Facing a Big Jump in U.S. CNP Fraud, Retailers Turn to Automated Tools

With merchants facing a projected 16.4% increase in U.S. card-not-present fraud by 2021, many are relying more and more on automated screening tools to cull bad transactions from the pile of good ones. That’s the assessment from Aite Group Inc. in its report, “The E-Commerce Conundrum: Balancing False Declines and Fraud Prevention,” released this week.

This fraud will increase from an estimated $5.5 billion this year to $6.4 billion in 2021. “CNP fraud losses continue to increase globally due to the wealth of data available from data breaches and other sources,” Shirley W. Inscoe, a senior analyst at Boston-based Aite, says in an email. “Some countries that saw a decline last year are seeing these losses on the rise again. CNP fraud is a low risk/high reward crime, and will continue to grow until major changes occur.”

One looming change is the adoption of EMV 3-D Secure 2.0, a fraud-prevention tool from the card brands that adds an authentication layer to transactions. Among the many options to fight online fraud, 50% of the 100 respondents to a survey included in the Aite study say they intend to implement 3-D Secure 2.0 in the next 18 months. Twenty-one percent say it’s likely they’ll adopt it.

Card brands and issuers may hope for that outcome, especially in light of the poor adoption of the earlier iteration of 3-D Secure that turned off many merchants. But it may not happen that quickly, Inscoe cautions. “This is unlikely to come to fruition that quickly, but it is impressive that 50% of merchants have this as a goal,” she says. “Many of them will implement in that timeframe, and others will likely take longer than 18 months.”

Online merchants also must contend with false declines, which mark legitimate transactions as bad ones. The research found that 62% experienced increases in their false decline rates in the past two years. Most merchants—79%—track false decline rates as a key metric.

And though 72% of merchants intend to add or make changes in the next 18 months to automated fraud-screening products they use, many continue to use manual reviews for some of their transactions.

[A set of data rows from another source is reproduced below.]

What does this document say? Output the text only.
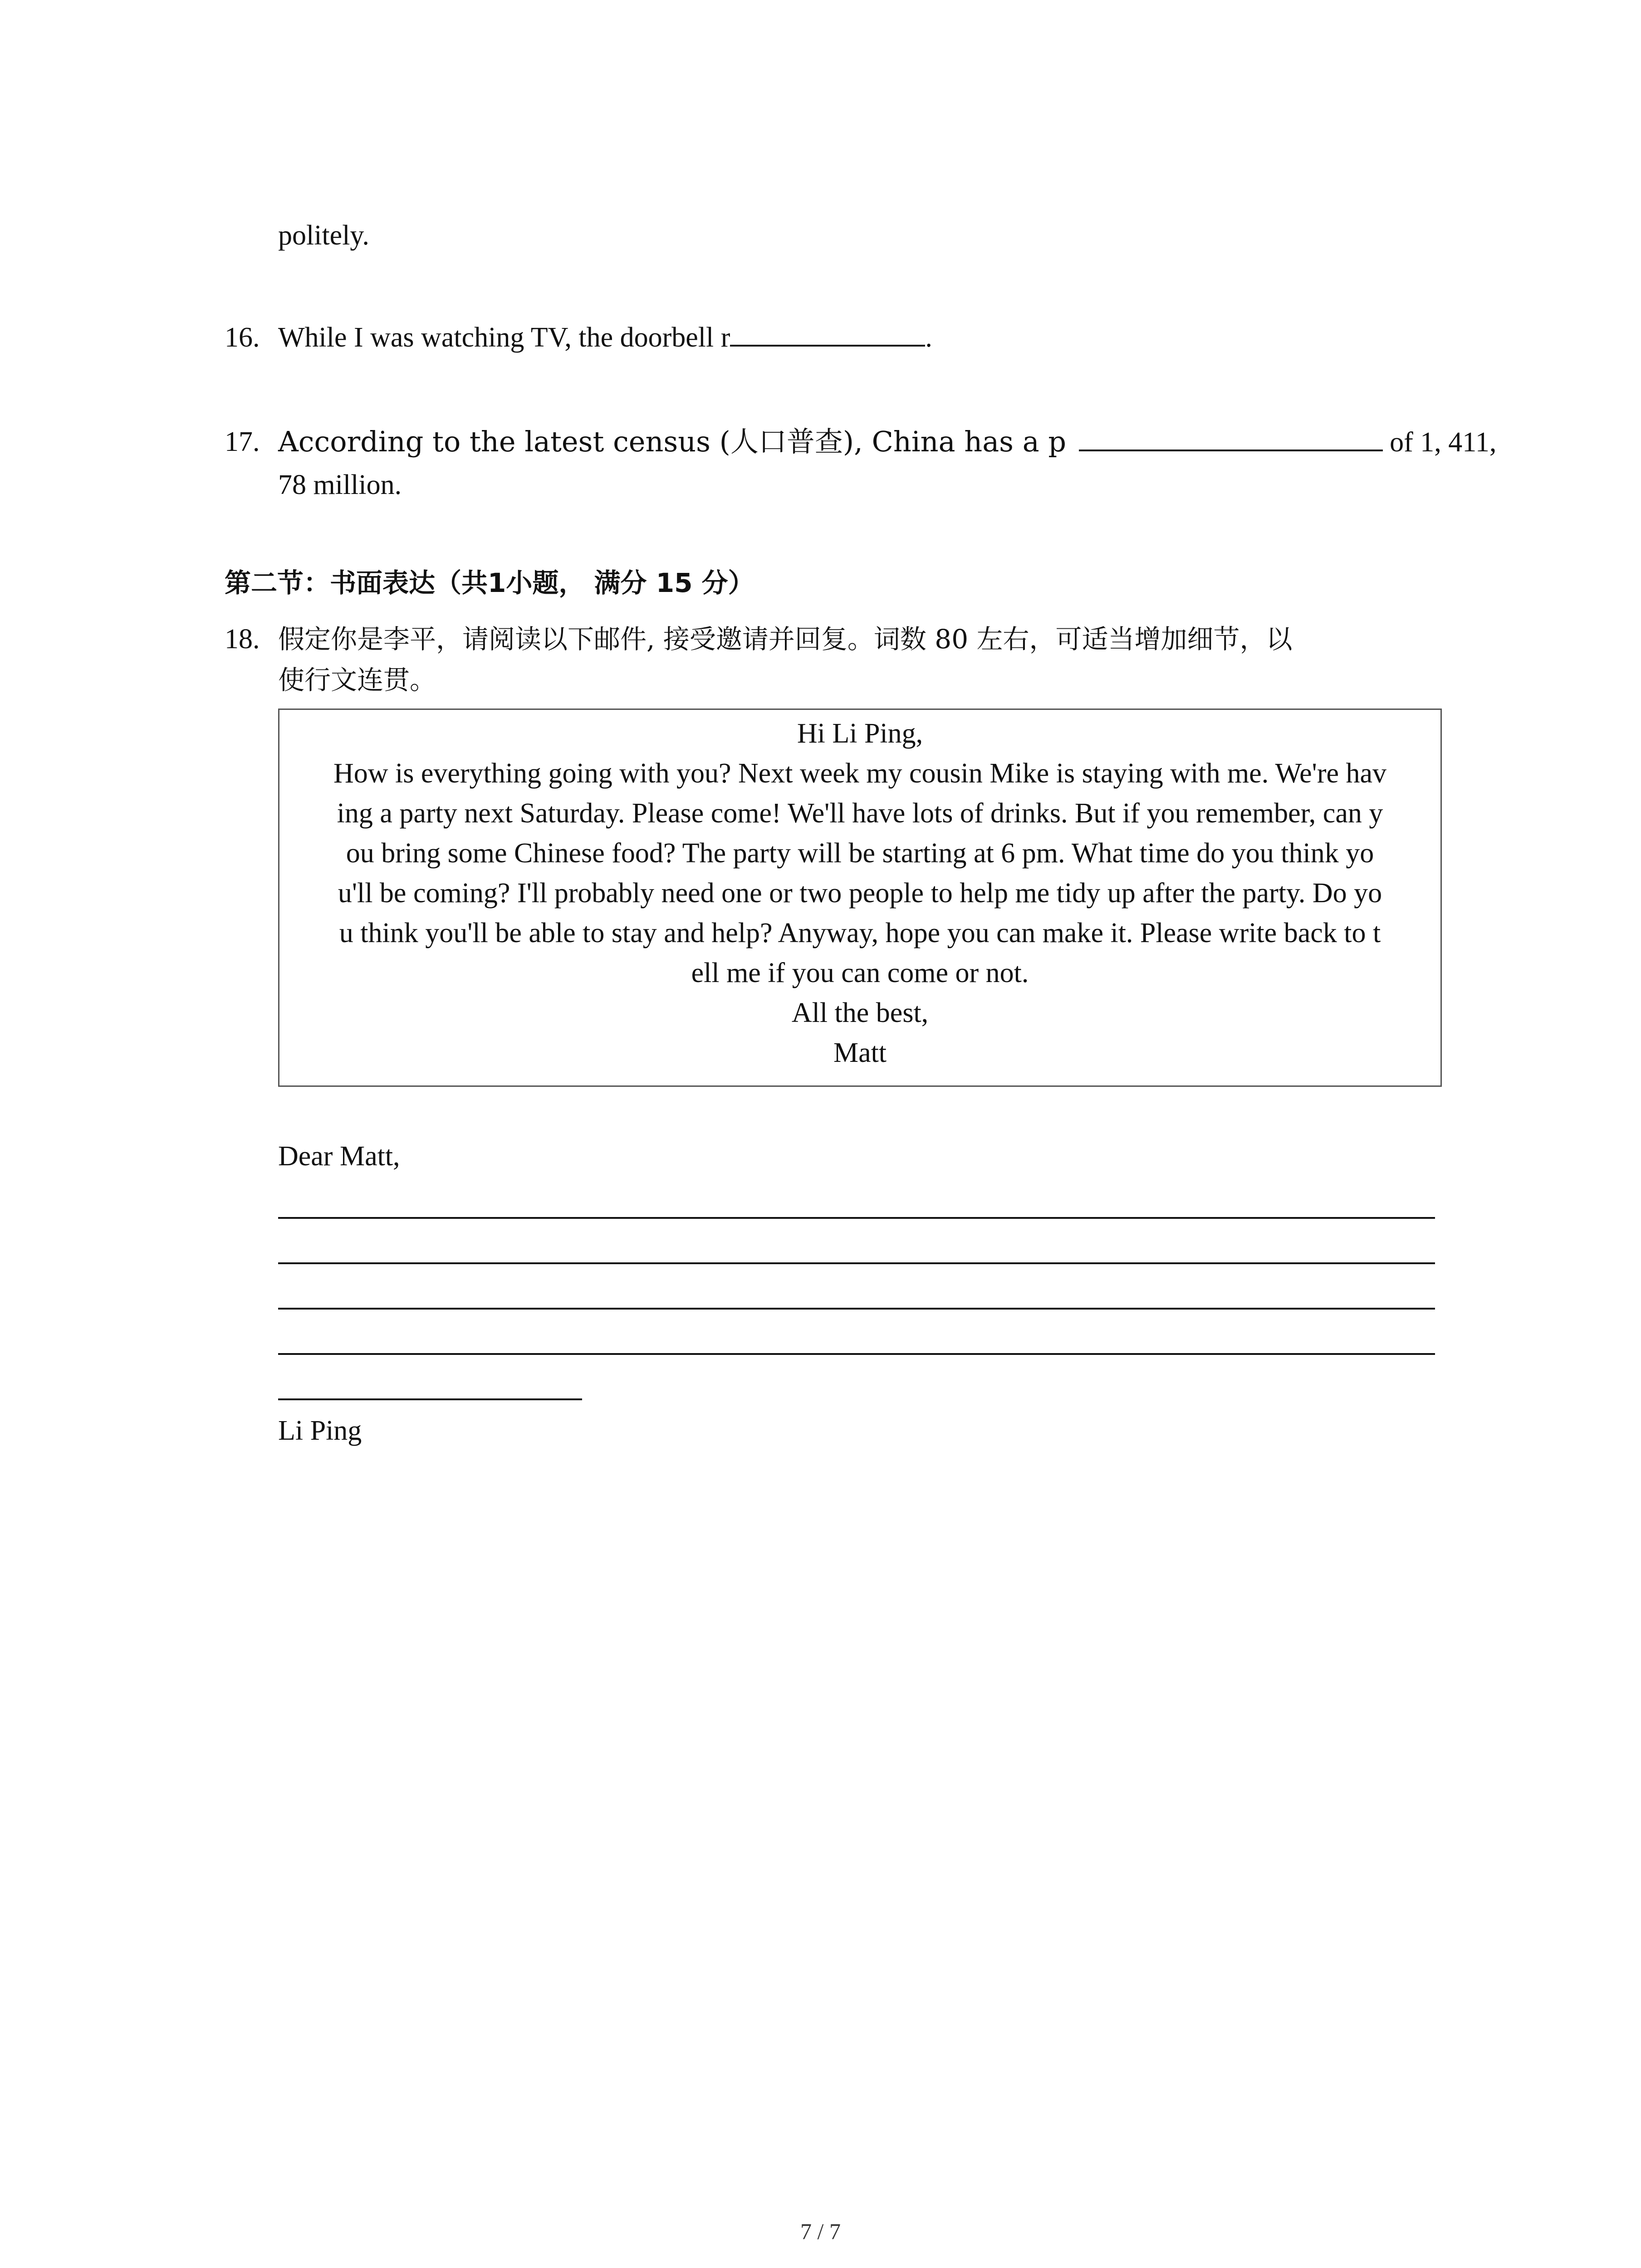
politely.
16. While I was watching TV, the doorbell r	.
17. According to the latest census (人口普查), China has a p	of 1, 411,
78 million.
第二节：书面表达（共1小题， 满分 15 分）
18. 假定你是李平，请阅读以下邮件, 接受邀请并回复。词数 80 左右，可适当增加细节，以
使行文连贯。
Hi Li Ping,
How is everything going with you? Next week my cousin Mike is staying with me. We're hav
ing a party next Saturday. Please come! We'll have lots of drinks. But if you remember, can y
ou bring some Chinese food? The party will be starting at 6 pm. What time do you think yo
u'll be coming? I'll probably need one or two people to help me tidy up after the party. Do yo
u think you'll be able to stay and help? Anyway, hope you can make it. Please write back to t
ell me if you can come or not.
All the best,
Matt
Dear Matt,
Li Ping
7 / 7
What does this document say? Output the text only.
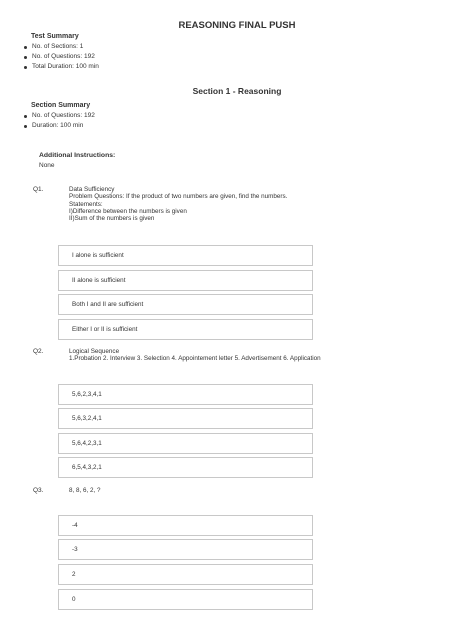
REASONING FINAL PUSH
Test Summary
No. of Sections: 1
No. of Questions: 192
Total Duration: 100 min
Section 1 - Reasoning
Section Summary
No. of Questions: 192
Duration: 100 min
Additional Instructions:
None
Q1.	Data Sufficiency
Problem Questions: If the product of two numbers are given, find the numbers.
Statements:
I)Difference between the numbers is given
II)Sum of the numbers is given
I alone is sufficient
II alone is sufficient
Both I and II are sufficient
Either I or II is sufficient
Q2.	Logical Sequence
1.Probation 2. Interview 3. Selection 4. Appointement letter 5. Advertisement 6. Application
5,6,2,3,4,1
5,6,3,2,4,1
5,6,4,2,3,1
6,5,4,3,2,1
Q3.	8, 8, 6, 2, ?
-4
-3
2
0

This process can be time-consuming and requires employee expertise. Fifty percent of manually reviewed transactions are subsequently approved.

Inscoe expects the human-centered tool to have a long-term e-commerce role. “There is no automated tool that can eliminate manual reviews entirely (unless the merchant is willing to lose some increased percentage of sales),” she says. “The goal is for the fraud solutions (used by all parties in the transaction chain) to be more accurate, and reducing the need for manual review to a lower percentage of total transactions.”